4 Things We Learned From The European Window
Back to the grind.
The European window is now closed, with clubs now set to shift focus back to their respective domestic leagues, before they meet again in mid-January to decide who will make the knockout stages.
It was a memorable window for the Irish provinces, and a rather forgettable one for the English Premiership teams. Leicester, Exeter and Harlequins were beaten home and away by Munster, Leinster and Ulster respectively, while champions Saracens lost both their fixtures to Clermont.
It wasn’t all doom and gloom for the English clubs however, with Bath pulling off a famous win over Toulon at the Rec, leaving them at the top of their pool heading into the Christmas period Wasp also beat La Rochelle at the Ricoh in their return fixture, giving them an outside chance of qualifying,.
Here are four things we learned from the European window.
Leinster & Clermont are now the clear favourites.
If you were to put your money on a team to win it at this stage it would Leinster or Clermont, with the former slight favourites due to their pedigree. While Clermont have reach a number of finals, they’ve never actually won the competition. Leinster on the other hand are chasing their fourth title. They showed huge resolve to come back against Exeter at the Aviva and tick all the boxes when it comes to winning the Champions Cup in 2018.
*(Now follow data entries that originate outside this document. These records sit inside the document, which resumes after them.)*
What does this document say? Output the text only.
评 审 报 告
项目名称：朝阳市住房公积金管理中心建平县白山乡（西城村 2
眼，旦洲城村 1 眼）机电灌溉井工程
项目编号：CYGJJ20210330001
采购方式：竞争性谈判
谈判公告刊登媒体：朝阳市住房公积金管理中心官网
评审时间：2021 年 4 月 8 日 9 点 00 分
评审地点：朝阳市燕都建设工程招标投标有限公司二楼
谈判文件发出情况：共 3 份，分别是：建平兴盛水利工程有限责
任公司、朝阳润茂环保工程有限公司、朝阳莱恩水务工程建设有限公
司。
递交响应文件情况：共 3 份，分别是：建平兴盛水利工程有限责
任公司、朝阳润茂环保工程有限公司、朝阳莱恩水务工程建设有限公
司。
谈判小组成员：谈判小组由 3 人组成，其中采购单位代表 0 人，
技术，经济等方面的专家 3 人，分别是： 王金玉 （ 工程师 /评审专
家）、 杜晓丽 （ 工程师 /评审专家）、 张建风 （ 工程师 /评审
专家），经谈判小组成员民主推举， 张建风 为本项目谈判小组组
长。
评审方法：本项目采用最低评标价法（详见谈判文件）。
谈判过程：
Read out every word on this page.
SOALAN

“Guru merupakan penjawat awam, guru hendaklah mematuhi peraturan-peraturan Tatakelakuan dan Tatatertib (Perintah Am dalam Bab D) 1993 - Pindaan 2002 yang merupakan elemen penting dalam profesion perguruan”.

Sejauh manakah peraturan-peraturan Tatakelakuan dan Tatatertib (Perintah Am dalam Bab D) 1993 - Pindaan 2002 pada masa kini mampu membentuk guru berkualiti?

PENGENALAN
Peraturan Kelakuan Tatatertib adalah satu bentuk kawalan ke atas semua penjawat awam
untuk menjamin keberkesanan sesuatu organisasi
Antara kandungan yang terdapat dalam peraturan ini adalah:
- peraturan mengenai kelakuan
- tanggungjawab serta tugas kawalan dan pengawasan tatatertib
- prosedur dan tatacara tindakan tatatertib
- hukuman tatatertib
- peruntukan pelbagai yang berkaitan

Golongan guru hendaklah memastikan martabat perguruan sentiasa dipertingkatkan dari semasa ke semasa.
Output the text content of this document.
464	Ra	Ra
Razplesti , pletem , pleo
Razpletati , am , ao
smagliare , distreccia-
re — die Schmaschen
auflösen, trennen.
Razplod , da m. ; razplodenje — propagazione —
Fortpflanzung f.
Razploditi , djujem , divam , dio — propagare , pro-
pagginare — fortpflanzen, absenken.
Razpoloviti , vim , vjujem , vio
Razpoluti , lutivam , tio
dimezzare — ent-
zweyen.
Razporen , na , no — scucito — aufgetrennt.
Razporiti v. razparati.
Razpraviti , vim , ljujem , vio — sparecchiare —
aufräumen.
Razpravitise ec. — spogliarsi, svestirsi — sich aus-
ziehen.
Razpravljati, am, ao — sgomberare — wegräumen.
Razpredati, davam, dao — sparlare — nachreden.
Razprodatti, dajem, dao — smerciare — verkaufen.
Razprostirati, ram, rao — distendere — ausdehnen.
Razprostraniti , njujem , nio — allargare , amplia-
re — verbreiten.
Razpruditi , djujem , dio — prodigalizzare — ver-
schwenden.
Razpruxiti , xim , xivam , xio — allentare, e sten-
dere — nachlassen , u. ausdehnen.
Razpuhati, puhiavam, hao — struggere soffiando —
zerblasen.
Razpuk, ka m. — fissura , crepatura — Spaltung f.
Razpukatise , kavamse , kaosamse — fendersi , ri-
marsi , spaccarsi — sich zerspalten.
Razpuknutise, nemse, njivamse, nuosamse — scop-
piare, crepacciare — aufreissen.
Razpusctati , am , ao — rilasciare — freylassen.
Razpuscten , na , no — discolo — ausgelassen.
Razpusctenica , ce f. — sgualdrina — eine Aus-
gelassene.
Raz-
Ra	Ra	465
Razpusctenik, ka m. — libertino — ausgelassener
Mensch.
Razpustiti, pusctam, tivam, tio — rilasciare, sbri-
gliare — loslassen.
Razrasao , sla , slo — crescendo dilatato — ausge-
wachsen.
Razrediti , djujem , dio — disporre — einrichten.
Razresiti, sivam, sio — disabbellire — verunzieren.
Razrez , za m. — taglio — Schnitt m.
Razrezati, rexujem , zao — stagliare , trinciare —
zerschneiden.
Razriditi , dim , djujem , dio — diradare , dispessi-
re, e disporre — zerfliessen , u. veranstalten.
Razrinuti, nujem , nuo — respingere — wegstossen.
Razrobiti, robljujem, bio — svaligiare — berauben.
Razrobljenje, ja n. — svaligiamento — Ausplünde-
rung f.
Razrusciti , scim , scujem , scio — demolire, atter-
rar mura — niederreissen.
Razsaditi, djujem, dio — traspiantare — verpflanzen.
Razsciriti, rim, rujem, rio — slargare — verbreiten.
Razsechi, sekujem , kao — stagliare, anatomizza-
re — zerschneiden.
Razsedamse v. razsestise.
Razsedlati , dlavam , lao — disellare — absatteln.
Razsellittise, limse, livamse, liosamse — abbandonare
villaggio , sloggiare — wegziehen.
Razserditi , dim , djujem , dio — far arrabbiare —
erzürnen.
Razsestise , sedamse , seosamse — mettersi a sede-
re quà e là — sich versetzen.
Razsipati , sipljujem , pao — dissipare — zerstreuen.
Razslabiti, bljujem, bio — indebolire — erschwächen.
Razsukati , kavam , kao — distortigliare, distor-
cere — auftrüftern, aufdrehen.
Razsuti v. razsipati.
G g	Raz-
Three Irish provinces will likely make the knockout stages.
Leinster and Munster have taken control of their groups with back-to-back wins, while Ulster are now breathing down La Rochelle’s necks after doing the double over Harlequins. Heading into the final two rounds, it’s very likely we will see all three Irish provinces qualify for the last eight.
Saracens are out of the running.
The champions are currently third in their pool and look to be in all kinds of trouble. While they were much improved in their return fixture with Clermont, you just really can’t see them winning the competition this time round. They will probably end up qualifying as one of the best second placed teams, but expect them to go out at the quarter final stages away from home.
The Premiership clubs aren’t as good as they think.
As previously discussed above, it’s been a window to forget for the English clubs. Completely dominated by the Irish provinces, it’s hard to see a winner coming from the Aviva Premiership in 2018. Bath look to be their only hope, but from what we’ve seen from them, they’re not quite at that level just yet. Is it fatigue that’s hurting the Premiership teams?